Before you reach for a $10 loaf of sourdough (America's choice during tough times) or an artisan brioche, know that the majority of Southerners will agree that the absolute best bread for a tomato sandwich is soft white sandwich bread, the kind you can pick up in any grocery store, not a fancy French bakery. You don't want anything to take away from the flavor of your tomato, like a nutty or flavored bread, and your teeth should sink right into the sandwich, so it's not the time for a chewy crumb. In addition, white sandwich bread works like a sponge to absorb some of that glorious tomato juice that will undoubtedly ooze out of the fruit as you bite into it.

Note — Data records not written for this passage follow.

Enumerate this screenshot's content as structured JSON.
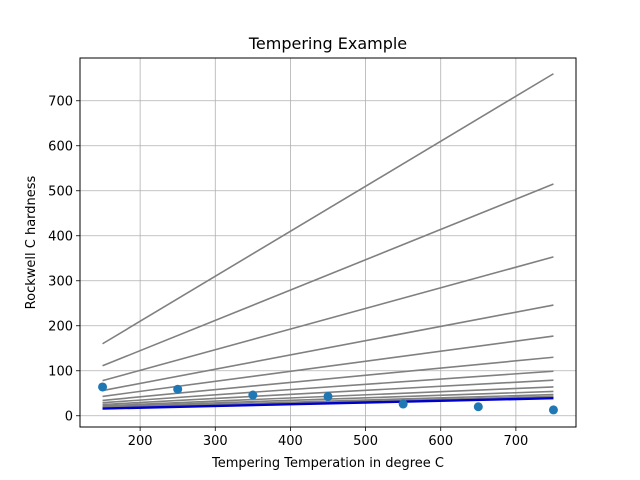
{
  "chart_data": {
    "type": "line",
    "title": "Tempering Example",
    "xlabel": "Tempering Temperation in degree C",
    "ylabel": "Rockwell C hardness",
    "xlim": [
      120,
      780
    ],
    "ylim": [
      -25,
      795
    ],
    "xticks": [
      200,
      300,
      400,
      500,
      600,
      700
    ],
    "yticks": [
      0,
      100,
      200,
      300,
      400,
      500,
      600,
      700
    ],
    "grid": true,
    "colors": {
      "fit_lines": "#808080",
      "best_fit": "#0000cc",
      "points": "#1f77b4"
    },
    "x_range": [
      150,
      750
    ],
    "fit_lines": [
      {
        "values": [
          160,
          760
        ]
      },
      {
        "values": [
          111,
          515
        ]
      },
      {
        "values": [
          78,
          353
        ]
      },
      {
        "values": [
          56,
          246
        ]
      },
      {
        "values": [
          43,
          177
        ]
      },
      {
        "values": [
          34,
          130
        ]
      },
      {
        "values": [
          29,
          99
        ]
      },
      {
        "values": [
          25,
          79
        ]
      },
      {
        "values": [
          22,
          64
        ]
      },
      {
        "values": [
          20,
          54
        ]
      },
      {
        "values": [
          18,
          47
        ]
      },
      {
        "values": [
          17,
          43
        ]
      },
      {
        "values": [
          16,
          40
        ]
      }
    ],
    "best_fit": {
      "values": [
        16,
        39
      ]
    },
    "points": {
      "x": [
        150,
        250,
        350,
        450,
        550,
        650,
        750
      ],
      "y": [
        64,
        59,
        46,
        43,
        26,
        20,
        13
      ]
    }
  }
}
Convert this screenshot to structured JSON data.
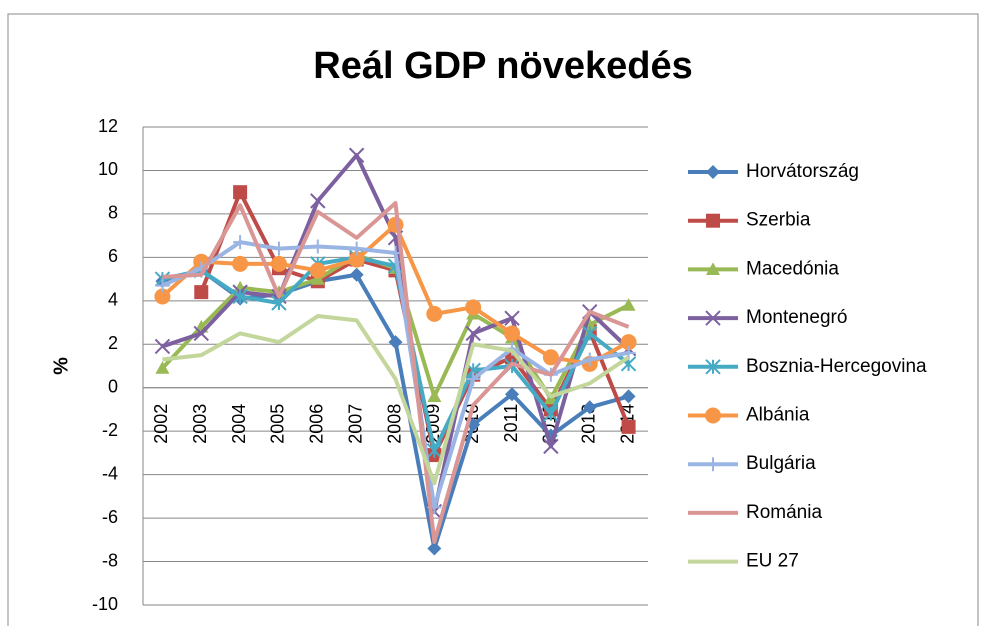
{
  "chart_data": {
    "type": "line",
    "title": "Reál GDP növekedés",
    "ylabel": "%",
    "categories": [
      "2002",
      "2003",
      "2004",
      "2005",
      "2006",
      "2007",
      "2008",
      "2009",
      "2010",
      "2011",
      "2012",
      "2013",
      "2014"
    ],
    "ylim": [
      -10,
      12
    ],
    "yticks": [
      -10,
      -8,
      -6,
      -4,
      -2,
      0,
      2,
      4,
      6,
      8,
      10,
      12
    ],
    "grid": true,
    "legend": "right",
    "series": [
      {
        "name": "Horvátország",
        "color": "#4a7ebb",
        "marker": "diamond",
        "values": [
          4.9,
          5.4,
          4.1,
          4.3,
          4.9,
          5.2,
          2.1,
          -7.4,
          -1.7,
          -0.3,
          -2.2,
          -0.9,
          -0.4
        ]
      },
      {
        "name": "Szerbia",
        "color": "#be4b48",
        "marker": "square",
        "values": [
          null,
          4.4,
          9.0,
          5.5,
          4.9,
          5.9,
          5.4,
          -3.1,
          0.6,
          1.4,
          -1.0,
          2.6,
          -1.8
        ]
      },
      {
        "name": "Macedónia",
        "color": "#98b954",
        "marker": "triangle",
        "values": [
          0.9,
          2.8,
          4.6,
          4.4,
          5.0,
          6.1,
          5.5,
          -0.4,
          3.4,
          2.3,
          -0.5,
          2.9,
          3.8
        ]
      },
      {
        "name": "Montenegró",
        "color": "#7d60a0",
        "marker": "x",
        "values": [
          1.9,
          2.5,
          4.4,
          4.2,
          8.6,
          10.7,
          6.9,
          -5.7,
          2.5,
          3.2,
          -2.7,
          3.5,
          1.8
        ]
      },
      {
        "name": "Bosznia-Hercegovina",
        "color": "#46aac5",
        "marker": "star",
        "values": [
          5.0,
          5.4,
          4.2,
          3.9,
          5.7,
          6.0,
          5.6,
          -2.9,
          0.8,
          1.0,
          -1.2,
          2.5,
          1.1
        ]
      },
      {
        "name": "Albánia",
        "color": "#f79646",
        "marker": "circle",
        "values": [
          4.2,
          5.8,
          5.7,
          5.7,
          5.4,
          5.9,
          7.5,
          3.4,
          3.7,
          2.5,
          1.4,
          1.1,
          2.1
        ]
      },
      {
        "name": "Bulgária",
        "color": "#9ab5e4",
        "marker": "plus",
        "values": [
          4.7,
          5.5,
          6.7,
          6.4,
          6.5,
          6.4,
          6.2,
          -5.5,
          0.4,
          1.8,
          0.6,
          1.3,
          1.6
        ]
      },
      {
        "name": "Románia",
        "color": "#d99694",
        "marker": "none",
        "values": [
          5.1,
          5.2,
          8.4,
          4.2,
          8.1,
          6.9,
          8.5,
          -7.1,
          -0.8,
          1.1,
          0.6,
          3.5,
          2.8
        ]
      },
      {
        "name": "EU 27",
        "color": "#c3d69b",
        "marker": "none",
        "values": [
          1.3,
          1.5,
          2.5,
          2.1,
          3.3,
          3.1,
          0.4,
          -4.4,
          2.0,
          1.7,
          -0.4,
          0.2,
          1.4
        ]
      }
    ]
  }
}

In addition to the bread, you should aim to use the biggest and best tomatoes you can find, preferably homegrown or heirloom varieties from a local farmer's market. These also happen to be the best types for BLT sandwiches. As far as the mayonnaise goes, Duke's brand is king in the South, but any good mayo will do.
It's a Southern thing
Heirloom tomatoes and the recipes they inspire are popular all over the country, which might make you wonder why the South took to the tomato sandwich so fiercely. Simply put, tomatoes like heat, and a lot of it. The fruit that thinks it's a veggie thrives in very warm temperatures, of which the South provides generously, especially in the summertime. In such conditions, tomatoes grow big and juicy, and in bulk, so the sandwich could have been a way to consume excessive amounts of them.

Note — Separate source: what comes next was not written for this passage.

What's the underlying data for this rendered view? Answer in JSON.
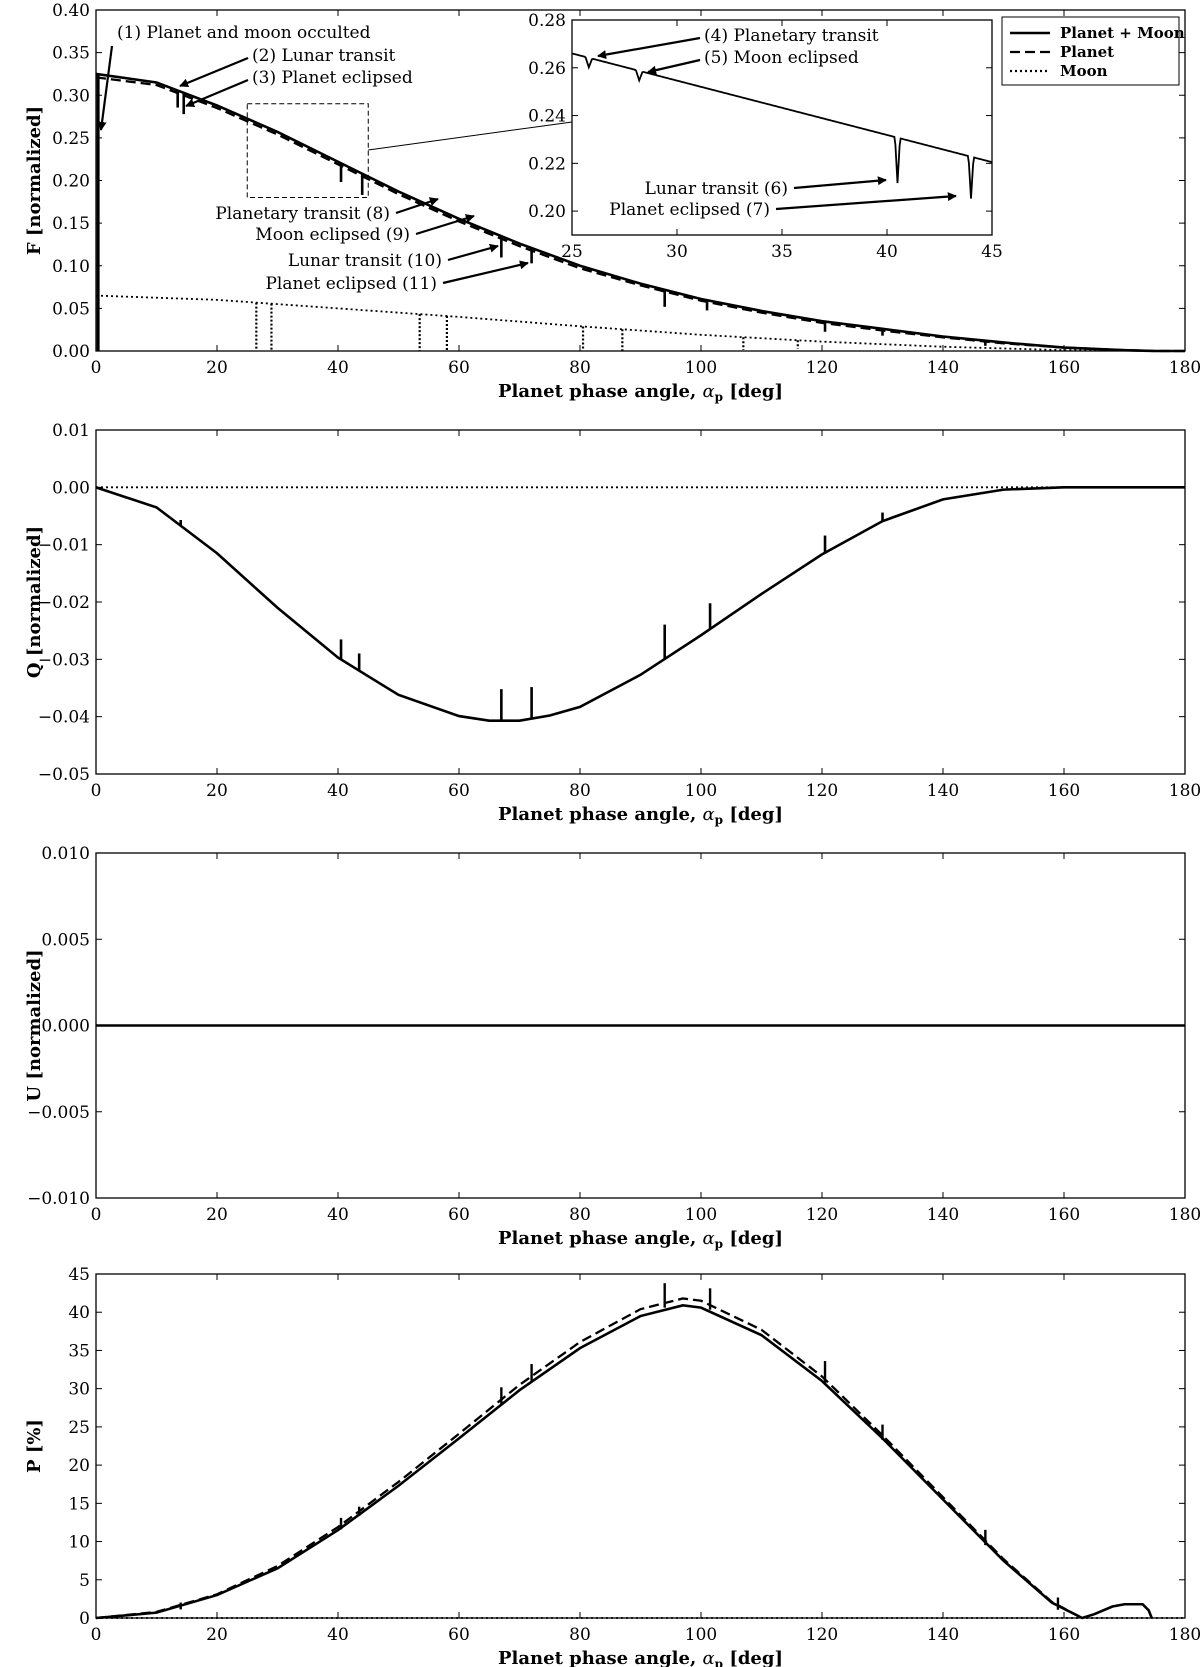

The earliest reference to the tomato sandwich can be found in an article titled, "Diet of the Teetotaler" from the "Alexandria Gazette," published on October 21, 1911. The author describes eating a meal that consisted of a lettuce and tomato sandwich, watermelon, iced tea, and a slice of coconut pie. Southerner or not, even after more than 100 years, that sounds amazing.

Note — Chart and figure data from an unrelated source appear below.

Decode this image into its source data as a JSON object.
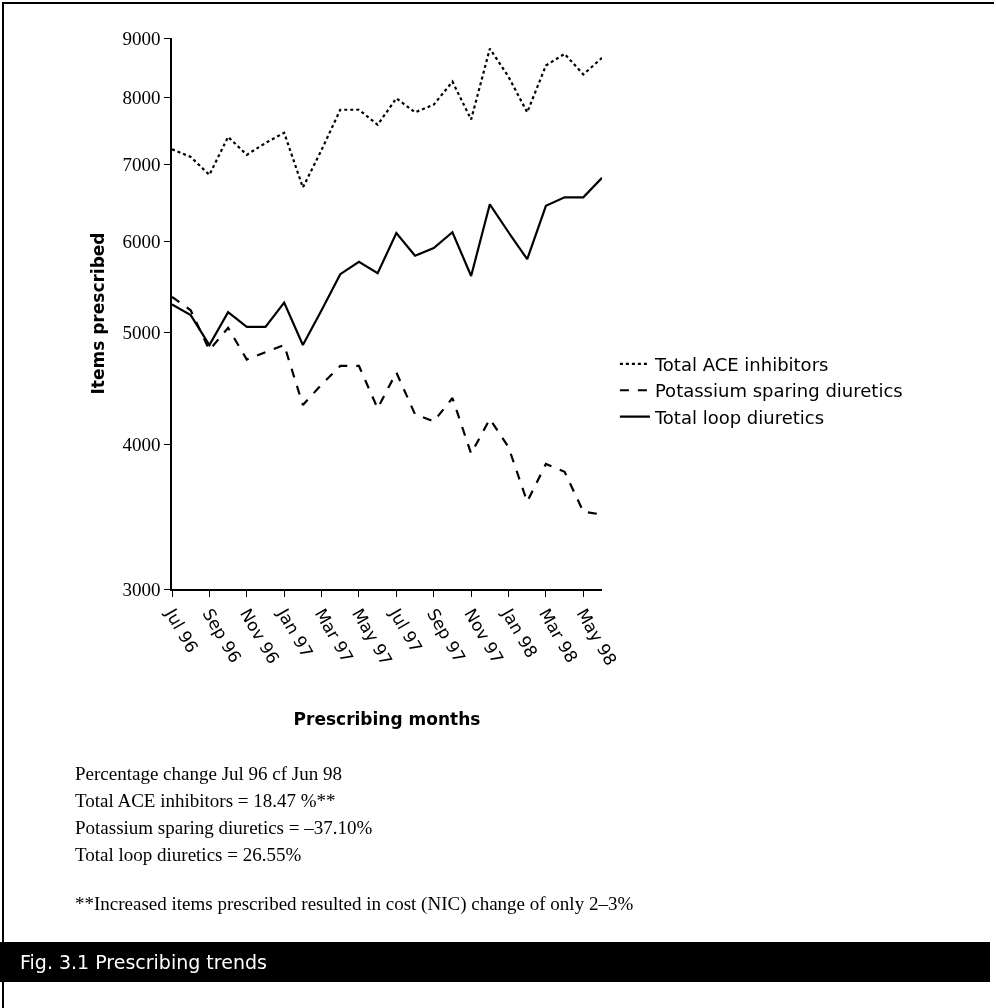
{
  "chart_data": {
    "type": "line",
    "title": "Fig. 3.1 Prescribing trends",
    "xlabel": "Prescribing months",
    "ylabel": "Items prescribed",
    "categories": [
      "Jul 96",
      null,
      "Sep 96",
      null,
      "Nov 96",
      null,
      "Jan 97",
      null,
      "Mar 97",
      null,
      "May 97",
      null,
      "Jul 97",
      null,
      "Sep 97",
      null,
      "Nov 97",
      null,
      "Jan 98",
      null,
      "Mar 98",
      null,
      "May 98",
      null
    ],
    "series": [
      {
        "name": "Total ACE inhibitors",
        "color": "#000000",
        "line_style": "dotted",
        "values": [
          7210,
          7100,
          6850,
          7390,
          7130,
          7300,
          7450,
          6680,
          7200,
          7800,
          7800,
          7570,
          7980,
          7760,
          7880,
          8250,
          7650,
          8810,
          8330,
          7760,
          8520,
          8720,
          8370,
          8650
        ]
      },
      {
        "name": "Potassium sparing diuretics",
        "color": "#000000",
        "line_style": "dashed",
        "values": [
          5370,
          5230,
          4830,
          5050,
          4740,
          4810,
          4880,
          4330,
          4510,
          4680,
          4680,
          4300,
          4620,
          4250,
          4190,
          4390,
          3930,
          4210,
          3980,
          3570,
          3850,
          3790,
          3500,
          3480
        ]
      },
      {
        "name": "Total loop diuretics",
        "color": "#000000",
        "line_style": "solid",
        "values": [
          5290,
          5180,
          4880,
          5210,
          5060,
          5060,
          5310,
          4880,
          5230,
          5620,
          5760,
          5630,
          6100,
          5830,
          5920,
          6110,
          5600,
          6460,
          6110,
          5790,
          6440,
          6550,
          6550,
          6810
        ]
      }
    ],
    "log": true,
    "ylim": [
      3000,
      9000
    ],
    "yticks": [
      3000,
      4000,
      5000,
      6000,
      7000,
      8000,
      9000
    ],
    "grid": false,
    "legend": "right",
    "marker": "none",
    "annotations": [
      "Percentage change Jul 96 cf Jun 98",
      "Total ACE inhibitors = 18.47 %**",
      "Potassium sparing diuretics = –37.10%",
      "Total loop diuretics = 26.55%",
      "**Increased items prescribed resulted in cost (NIC) change of only 2–3%"
    ]
  }
}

Interestingly enough, when tomatoes first came to the United States in the 1800s, they were considered poisonous. It was Thomas Jefferson who urged people to reconsider this assumption; he himself planted tomato seeds in his own garden at Monticello in Virginia where they, no doubt, grew beautifully due to the Southern climate. By the 1850s, tomatoes were considered a safe and delicious food.
Whether or not Jefferson ate his tomato slices on bread, we might never know. But if he is like other passionate gardeners, he might have stood right there in the soil and chomped on a ripe, just-picked tomato. Which is, perhaps, the second best way to eat garden tomatoes, right behind the tomato sandwich.